Author: Kevin Siu (Co-founder, AaaM Architects)
In recent years, people have increasingly realised that collaboration, innovation and resilience are keys to our future, and the education sector is at the forefront of constructing the future of our society. ‘SoInno Design Education’ is putting this spirit into practice, collaborating with teachers to explore new educational models and nurture the young to become the drivers of social innovation. As an architect, designer and part of this wave of education innovation over the past few years, I feel very deeply that future-proof skills, knowledge and experience are to be found in the thinking model of the design process. The relationship between education and design has become unprecedentedly close. If continuous learning is a requisite of constant innovation, then learning motivation is a critical topic in education.
I was honoured to be invited by the social innovation teams at PolyU and the Jockey Club earlier this year to take part in design thinking workshops tailored to secondary school students. My involvement gave me a deeper insight into how learning motivation can be stimulated by design thinking. Inherently, collaborative innovation and self-initiation complement each another. Unlike traditional top-down models of teacher-to-student knowledge transfer, design thinking workshops encourage practice-based deep learning that takes place through the autonomous interactions, observations and research of the participants. Therefore, my priority as a workshop designer was to make use of a series of interactions to catalyse continuous learning motivation in the participants, so that innovation could evolve and precipitate into consensus and solutions.
Interest is the best motivation
Before this workshop, the participating students carried out a series of studies on the United Nations’ Sustainable Development Goals (SDGs) for their Liberal Studies curriculum. We were in agreement with their teachers that further consolidating and extending the students’ learning experiences and interests would be highly beneficial to motivate their learning. On the other hand, identifying a suitable topic for the wide range of research topics on SDGs for sustainable cities and communities researched by the students, from wealth disparity, educational indicators, urban planning, to carbon emissions and so forth, in within just 12 workshop hours is our first programme design challenge.

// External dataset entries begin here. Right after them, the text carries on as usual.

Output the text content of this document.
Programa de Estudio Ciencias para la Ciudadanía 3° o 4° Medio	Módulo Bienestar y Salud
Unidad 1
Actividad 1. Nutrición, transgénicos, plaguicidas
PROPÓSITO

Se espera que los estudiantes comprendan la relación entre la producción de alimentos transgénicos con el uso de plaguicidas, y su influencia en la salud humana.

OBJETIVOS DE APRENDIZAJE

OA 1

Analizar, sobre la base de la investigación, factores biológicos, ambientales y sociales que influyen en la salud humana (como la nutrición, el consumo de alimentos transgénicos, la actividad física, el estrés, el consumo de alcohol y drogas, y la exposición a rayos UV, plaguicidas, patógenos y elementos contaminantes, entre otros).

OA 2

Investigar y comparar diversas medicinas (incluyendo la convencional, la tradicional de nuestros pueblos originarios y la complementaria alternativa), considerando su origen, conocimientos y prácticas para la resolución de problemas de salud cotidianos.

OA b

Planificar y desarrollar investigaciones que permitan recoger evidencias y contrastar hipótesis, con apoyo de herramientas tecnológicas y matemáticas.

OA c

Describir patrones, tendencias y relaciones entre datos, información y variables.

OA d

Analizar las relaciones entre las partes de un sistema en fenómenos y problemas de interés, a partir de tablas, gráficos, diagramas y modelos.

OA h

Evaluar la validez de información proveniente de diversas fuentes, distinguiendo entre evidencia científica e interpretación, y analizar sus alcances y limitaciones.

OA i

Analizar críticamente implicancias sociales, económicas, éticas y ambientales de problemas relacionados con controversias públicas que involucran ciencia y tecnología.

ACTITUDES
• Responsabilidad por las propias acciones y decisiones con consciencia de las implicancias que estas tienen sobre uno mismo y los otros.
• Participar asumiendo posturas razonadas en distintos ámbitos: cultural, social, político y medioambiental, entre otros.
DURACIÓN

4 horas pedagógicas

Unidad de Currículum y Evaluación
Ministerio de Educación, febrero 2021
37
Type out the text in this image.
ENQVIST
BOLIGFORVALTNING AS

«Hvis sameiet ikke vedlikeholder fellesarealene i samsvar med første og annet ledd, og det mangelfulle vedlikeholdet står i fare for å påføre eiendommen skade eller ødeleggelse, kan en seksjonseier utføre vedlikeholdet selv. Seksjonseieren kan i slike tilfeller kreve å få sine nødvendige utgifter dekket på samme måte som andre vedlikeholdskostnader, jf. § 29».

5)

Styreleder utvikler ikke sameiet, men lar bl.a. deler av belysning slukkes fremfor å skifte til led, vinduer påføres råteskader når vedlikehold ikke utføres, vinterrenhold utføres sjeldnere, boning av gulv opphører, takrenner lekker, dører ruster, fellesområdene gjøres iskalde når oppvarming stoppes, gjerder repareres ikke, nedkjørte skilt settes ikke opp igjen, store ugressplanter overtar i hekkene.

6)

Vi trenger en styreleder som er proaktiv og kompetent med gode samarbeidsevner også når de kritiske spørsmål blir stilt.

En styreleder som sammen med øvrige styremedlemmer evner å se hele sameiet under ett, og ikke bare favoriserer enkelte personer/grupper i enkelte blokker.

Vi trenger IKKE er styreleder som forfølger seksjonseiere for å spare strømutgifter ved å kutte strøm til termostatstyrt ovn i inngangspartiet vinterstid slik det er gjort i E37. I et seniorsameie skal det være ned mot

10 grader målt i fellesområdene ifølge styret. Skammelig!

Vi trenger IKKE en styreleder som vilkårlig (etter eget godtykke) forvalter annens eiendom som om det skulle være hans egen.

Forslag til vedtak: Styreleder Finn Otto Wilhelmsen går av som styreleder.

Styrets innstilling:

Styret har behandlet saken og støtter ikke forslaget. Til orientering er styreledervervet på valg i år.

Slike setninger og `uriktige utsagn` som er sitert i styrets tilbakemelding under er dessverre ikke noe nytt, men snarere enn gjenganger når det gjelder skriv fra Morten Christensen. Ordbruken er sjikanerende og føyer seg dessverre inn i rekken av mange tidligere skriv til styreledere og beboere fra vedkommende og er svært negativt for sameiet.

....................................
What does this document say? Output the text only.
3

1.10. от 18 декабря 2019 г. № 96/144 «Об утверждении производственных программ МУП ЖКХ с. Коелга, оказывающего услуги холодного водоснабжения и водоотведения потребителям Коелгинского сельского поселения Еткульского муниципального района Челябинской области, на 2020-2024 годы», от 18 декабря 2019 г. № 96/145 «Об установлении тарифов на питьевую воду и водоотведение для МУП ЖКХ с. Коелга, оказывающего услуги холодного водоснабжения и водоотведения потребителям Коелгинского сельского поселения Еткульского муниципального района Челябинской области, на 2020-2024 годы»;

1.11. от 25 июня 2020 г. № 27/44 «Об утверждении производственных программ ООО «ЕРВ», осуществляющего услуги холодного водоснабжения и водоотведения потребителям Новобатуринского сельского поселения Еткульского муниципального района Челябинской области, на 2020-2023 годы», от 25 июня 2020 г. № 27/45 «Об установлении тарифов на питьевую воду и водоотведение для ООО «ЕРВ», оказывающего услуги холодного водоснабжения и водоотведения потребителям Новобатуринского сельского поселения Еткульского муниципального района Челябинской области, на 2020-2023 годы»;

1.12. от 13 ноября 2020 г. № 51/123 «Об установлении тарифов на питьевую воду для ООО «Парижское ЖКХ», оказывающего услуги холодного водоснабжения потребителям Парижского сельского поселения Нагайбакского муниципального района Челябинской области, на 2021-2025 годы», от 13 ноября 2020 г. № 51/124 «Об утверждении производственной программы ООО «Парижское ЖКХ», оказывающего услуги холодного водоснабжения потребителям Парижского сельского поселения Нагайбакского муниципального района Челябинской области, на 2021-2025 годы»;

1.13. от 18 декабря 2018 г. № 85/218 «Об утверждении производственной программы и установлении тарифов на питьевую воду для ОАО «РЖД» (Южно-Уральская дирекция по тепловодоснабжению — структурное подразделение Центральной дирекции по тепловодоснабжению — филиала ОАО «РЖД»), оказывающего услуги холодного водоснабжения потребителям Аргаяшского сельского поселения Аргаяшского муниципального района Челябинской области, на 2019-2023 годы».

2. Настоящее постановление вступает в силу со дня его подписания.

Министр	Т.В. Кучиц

Aligning pragmatic learning with the students’ daily lives was often the focus of our programme design. This direction provided us with some clues for the topic of this programme. We gradually turned the focus to the public space in the vicinity of the school. As an everyday experience that felt close to the students’ living experience, reimagining livable streetscape was used as the topic and the common vehicle to explore sustainable design.
Learning motivation embedded in community interaction
From a perspective of design thinking workshop being a model of collective interaction and cooperation, its ability to gather the collective wisdom of the participants and convert it into a solution within a short period must come from a highly organic joint creation process, in which rich energy and creativity are generated from conversations and interactions. In turn, this fosters the exchange of a massive and systematic volume of knowledge and opinions within a short time. Therefore, as a learning experience, group interaction can become a strong driver of learning.
When we entered the new COVID-normal last year, we began studying the possibilities of online mode of interactions for design thinking workshops. As this round of workshops took place in a fluctuating pandemic situation, the team had to rapidly adjust the class model. With weekly sessions alternating between face-to-face and online modes, we were able to understand the different effects of the two modes in driving group interaction. During the pandemic, the workshops were first carried out online, and the Miro online design thinking interactive platform was used. Compared with other platforms we have used previously, its interactivity and usability are much more comprehensive and closer to the ideal. That said, operating the online interface took time for the students, who were using it for the first time. It was also still far from the enthusiastic atmosphere of the face-to-face sessions we were able to share midway through the programme when everyone was in the same venue. Undoubtedly, the online platform offered us a host of opportunities in terms of searching for textual and graphical details and organising our co-created materials, which brought much convenience during the analysis for design thinking. As such, the revelation that emerged from the COVID limitations was not about whether the online model could replace physical interaction, but rather how we could use the strengths of each mode to empower the different co-creation stages over the entire design thinking process. A hybrid ‘physical first–virtual later’ model seemed to offer some inspiration for blended teaching in the future.
Learning motivation and value
For the education sector, interactive learning models based on design thinking are still at the early developmental stage. Students, teachers and policymakers are still exploring where these models stand. From past practice, the competition for resources and time in both the new learning models and traditional classes were evident through daily teacher–student interactions. Such an interactive learning model takes time to grow, and the growth momentum is bottom-up, originating from highly autonomous collaboration. The value of such a model can only be manifested when it is aligned with assessment criteria that are different from traditional quantification. New ideas are often inspired by practice. I sincerely hope that different sectors will continue to work together to realise the full value of an innovative learning model in the future.